🤖 AI Summary
This study addresses the computational inefficiency and syntactic complexity of traditional econometric methods in high-dimensional fixed-effects models and complex specifications. The authors develop the R package fixest, which implements a C++-based fixed-point acceleration algorithm that substantially improves convergence speed for models with varying-slope fixed effects. The package features a unified, expressive formula interface supporting a wide range of estimators—including fixed effects, instrumental variables, and generalized linear models—alongside built-in robust standard error corrections and efficient inference tools.

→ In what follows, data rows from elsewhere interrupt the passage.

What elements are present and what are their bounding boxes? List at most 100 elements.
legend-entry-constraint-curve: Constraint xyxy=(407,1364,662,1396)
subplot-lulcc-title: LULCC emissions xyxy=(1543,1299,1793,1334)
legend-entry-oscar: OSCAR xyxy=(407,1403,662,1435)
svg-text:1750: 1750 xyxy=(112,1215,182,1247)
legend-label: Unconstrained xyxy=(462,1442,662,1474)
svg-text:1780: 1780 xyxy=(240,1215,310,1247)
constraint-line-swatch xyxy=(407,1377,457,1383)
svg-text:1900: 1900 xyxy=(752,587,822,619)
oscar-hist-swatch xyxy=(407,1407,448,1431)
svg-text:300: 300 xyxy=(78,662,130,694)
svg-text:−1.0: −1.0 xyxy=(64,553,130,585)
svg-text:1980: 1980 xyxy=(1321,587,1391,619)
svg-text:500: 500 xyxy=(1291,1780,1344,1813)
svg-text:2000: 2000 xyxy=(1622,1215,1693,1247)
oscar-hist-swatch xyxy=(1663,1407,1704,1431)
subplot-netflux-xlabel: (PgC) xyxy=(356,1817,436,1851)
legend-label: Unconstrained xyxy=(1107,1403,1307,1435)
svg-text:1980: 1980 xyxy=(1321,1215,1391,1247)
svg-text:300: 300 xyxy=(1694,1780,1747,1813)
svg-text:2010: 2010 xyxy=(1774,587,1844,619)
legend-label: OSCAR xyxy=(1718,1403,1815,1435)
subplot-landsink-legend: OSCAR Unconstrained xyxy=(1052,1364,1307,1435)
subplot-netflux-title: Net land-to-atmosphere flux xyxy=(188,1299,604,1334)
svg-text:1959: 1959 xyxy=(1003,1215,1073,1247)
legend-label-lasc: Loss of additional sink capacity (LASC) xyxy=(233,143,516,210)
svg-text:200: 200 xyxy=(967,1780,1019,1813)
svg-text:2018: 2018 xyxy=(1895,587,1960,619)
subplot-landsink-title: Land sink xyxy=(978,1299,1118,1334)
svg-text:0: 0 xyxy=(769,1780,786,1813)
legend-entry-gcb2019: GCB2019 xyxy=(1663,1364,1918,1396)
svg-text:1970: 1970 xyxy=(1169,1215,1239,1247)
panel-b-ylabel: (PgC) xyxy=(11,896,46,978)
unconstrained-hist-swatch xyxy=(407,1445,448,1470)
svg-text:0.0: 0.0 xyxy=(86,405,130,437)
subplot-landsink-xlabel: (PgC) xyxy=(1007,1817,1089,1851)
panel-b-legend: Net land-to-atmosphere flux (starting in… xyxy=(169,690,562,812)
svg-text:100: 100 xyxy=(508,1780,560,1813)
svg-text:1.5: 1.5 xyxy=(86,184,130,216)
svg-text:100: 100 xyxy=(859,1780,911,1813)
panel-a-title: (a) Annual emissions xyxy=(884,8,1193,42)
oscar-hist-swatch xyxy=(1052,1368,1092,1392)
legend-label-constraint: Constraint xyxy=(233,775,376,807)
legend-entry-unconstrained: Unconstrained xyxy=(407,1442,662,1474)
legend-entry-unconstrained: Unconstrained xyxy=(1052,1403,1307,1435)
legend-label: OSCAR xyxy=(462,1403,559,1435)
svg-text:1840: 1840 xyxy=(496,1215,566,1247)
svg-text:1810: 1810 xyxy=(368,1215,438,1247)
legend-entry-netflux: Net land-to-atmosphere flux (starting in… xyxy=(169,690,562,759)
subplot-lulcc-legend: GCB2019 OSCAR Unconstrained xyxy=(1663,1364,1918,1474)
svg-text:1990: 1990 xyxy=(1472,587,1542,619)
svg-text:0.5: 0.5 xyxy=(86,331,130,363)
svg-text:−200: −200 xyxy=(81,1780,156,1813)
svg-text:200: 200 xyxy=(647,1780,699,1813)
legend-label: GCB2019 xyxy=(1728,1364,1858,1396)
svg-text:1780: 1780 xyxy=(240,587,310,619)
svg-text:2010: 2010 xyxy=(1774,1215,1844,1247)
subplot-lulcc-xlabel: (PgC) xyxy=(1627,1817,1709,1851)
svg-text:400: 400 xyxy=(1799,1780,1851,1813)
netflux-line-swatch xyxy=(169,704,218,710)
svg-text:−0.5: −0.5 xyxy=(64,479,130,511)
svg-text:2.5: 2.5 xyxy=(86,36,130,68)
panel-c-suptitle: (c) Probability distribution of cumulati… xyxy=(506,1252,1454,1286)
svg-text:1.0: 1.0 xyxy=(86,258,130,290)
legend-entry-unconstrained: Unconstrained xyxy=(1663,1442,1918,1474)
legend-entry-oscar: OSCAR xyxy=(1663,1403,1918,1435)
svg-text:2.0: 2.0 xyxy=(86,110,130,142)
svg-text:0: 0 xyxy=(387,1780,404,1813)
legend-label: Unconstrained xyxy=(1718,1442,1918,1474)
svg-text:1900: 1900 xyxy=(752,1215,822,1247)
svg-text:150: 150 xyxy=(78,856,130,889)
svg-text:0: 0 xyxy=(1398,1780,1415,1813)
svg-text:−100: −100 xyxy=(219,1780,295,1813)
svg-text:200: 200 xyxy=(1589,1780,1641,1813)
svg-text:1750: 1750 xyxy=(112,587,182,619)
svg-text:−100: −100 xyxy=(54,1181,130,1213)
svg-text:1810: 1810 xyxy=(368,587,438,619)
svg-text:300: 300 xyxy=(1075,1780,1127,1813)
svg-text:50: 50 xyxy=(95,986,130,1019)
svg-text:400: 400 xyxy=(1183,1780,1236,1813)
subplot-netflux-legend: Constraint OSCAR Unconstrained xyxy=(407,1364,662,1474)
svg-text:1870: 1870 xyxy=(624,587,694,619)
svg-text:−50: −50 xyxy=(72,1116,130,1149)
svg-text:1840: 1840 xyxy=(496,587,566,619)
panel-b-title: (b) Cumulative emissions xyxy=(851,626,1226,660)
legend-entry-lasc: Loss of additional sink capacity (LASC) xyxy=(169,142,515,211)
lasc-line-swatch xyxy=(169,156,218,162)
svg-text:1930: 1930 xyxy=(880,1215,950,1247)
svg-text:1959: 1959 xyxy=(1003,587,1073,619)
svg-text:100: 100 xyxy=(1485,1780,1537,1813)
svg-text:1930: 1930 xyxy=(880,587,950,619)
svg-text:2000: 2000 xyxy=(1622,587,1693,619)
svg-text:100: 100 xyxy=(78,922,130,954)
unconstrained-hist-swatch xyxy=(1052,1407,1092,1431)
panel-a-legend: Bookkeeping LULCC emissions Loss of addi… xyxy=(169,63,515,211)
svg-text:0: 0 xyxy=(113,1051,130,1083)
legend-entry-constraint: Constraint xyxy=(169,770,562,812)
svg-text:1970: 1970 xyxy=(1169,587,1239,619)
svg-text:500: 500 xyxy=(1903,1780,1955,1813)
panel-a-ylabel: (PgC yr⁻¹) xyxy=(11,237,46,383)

Demonstrating leading performance across the R, Python, and Julia ecosystems, fixest enables batch model estimation, automated generation of publication-ready regression tables and coefficient plots, and significantly enhances the productivity of empirical research.
📝 Abstract
fixest is an R package for fast and flexible econometric estimation, providing a comprehensive toolkit for applied researchers. The package particularly excels at fixed-effects estimation, supported by a novel fixed-point acceleration algorithm implemented in C++. This algorithm achieves rapid convergence across a broad class of data contexts and further enables estimation of complex models, including those with varying slopes, in a highly efficient manner. Beyond computational speed, fixest provides a unified syntax for a wide variety of models: ordinary least squares, instrumental variables, generalized linear models, maximum likelihood, and difference-in-differences estimators. An expressive formula interface enables multiple estimations, stepwise regressions, and variable interpolation in a single call, while users can make on-the-fly inference adjustments using a variety of built-in robust standard errors. Finally, fixest provides methods for publication-ready regression tables and coefficient plots. Benchmarks against leading alternatives in R, Python, and Julia demonstrate best-in-class performance, and the paper includes many worked examples illustrating the core functionality.